Autonomous Rechargeable Occupational Safety Robot


Creative Commons License

Sağlam A., Eskil Ş., Hız Ş., Benli E., Hocaoğlu G. S.

2023 Innovations in Intelligent Systems and Applications Conference (ASYU), Sivas, Türkiye, 11 - 13 Ekim 2023, ss.1-6

  • Yayın Türü: Bildiri / Tam Metin Bildiri
  • Doi Numarası: 10.1109/asyu58738.2023.10296727
  • Basıldığı Şehir: Sivas
  • Basıldığı Ülke: Türkiye
  • Sayfa Sayıları: ss.1-6
  • Karadeniz Teknik Üniversitesi Adresli: Evet

Özet

The robotics sector is one of the areas most affected by the developments in technology. Today, robots become autonomous in industrial workplaces such as factories and take over some jobs that humans can do. One of the most important issues in these fields of work is undoubtedly occupational health and safety. Protective helmets are indispensable for the occupational health and safety of employees. Thanks to the helmet, the worker is protected from major mishaps. It is tiring for a person to check that all employees are wearing helmets during long working hours.

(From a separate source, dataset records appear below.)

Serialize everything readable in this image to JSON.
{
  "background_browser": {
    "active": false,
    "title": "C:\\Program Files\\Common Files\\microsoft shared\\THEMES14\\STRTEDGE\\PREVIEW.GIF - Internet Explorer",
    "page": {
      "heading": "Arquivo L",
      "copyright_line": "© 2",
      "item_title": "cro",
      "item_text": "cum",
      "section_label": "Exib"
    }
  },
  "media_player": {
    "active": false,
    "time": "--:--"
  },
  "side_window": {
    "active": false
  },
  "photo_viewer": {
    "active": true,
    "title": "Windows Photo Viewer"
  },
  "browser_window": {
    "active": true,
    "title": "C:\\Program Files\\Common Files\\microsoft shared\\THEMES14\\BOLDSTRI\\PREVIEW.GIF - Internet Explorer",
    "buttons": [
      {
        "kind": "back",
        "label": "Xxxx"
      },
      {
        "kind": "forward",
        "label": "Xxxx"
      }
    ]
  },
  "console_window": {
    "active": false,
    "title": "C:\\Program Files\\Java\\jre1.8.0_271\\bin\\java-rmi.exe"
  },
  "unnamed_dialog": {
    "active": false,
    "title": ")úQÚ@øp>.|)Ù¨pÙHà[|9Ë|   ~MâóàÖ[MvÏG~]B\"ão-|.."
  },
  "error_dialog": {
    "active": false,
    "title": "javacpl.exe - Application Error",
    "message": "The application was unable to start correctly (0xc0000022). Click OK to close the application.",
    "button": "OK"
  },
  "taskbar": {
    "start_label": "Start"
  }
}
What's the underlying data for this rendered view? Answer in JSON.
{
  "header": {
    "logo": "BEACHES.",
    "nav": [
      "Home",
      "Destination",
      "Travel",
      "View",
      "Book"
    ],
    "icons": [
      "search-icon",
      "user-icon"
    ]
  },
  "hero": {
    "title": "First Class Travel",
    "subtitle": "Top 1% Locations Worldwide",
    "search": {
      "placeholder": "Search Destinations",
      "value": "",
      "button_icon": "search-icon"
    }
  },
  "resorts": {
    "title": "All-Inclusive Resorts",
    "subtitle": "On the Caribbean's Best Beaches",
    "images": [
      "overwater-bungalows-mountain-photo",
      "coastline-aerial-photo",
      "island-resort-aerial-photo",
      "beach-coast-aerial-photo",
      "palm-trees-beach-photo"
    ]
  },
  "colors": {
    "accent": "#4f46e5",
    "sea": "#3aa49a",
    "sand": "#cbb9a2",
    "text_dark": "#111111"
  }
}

It is aimed to offer a more practical solution to this problem with an autonomous robot that can detect workers who do not wear helmets during the tour and return to the charging station automatically when the battery is low, which maps the indoor environment of the work area and goes for a walk in the field. Indoor environment mapping was performed with the SLAM (Simultaneous Localization and Mapping) algorithm used with LIDAR. Vision-Based Positioning Method is used for the robot to reach the charging station perfectly. In this context, the use of ArUco marker was preferred, and the openCV platform was used for the production detection and distance measurement of the marker. In this way, the possibility of shifting the position of the robot on the map during the turning movements and the problem in reaching the charging station as a result have been eliminated by the use of a vision-based positioning method to be followed independently from the map. For helmet detection, it was preferred to prepare a model with the YOLOv7 (You Only Look Once version 7) algorithm. Based on 5000 data, our study has been determined to have an accuracy rate of 94.4%.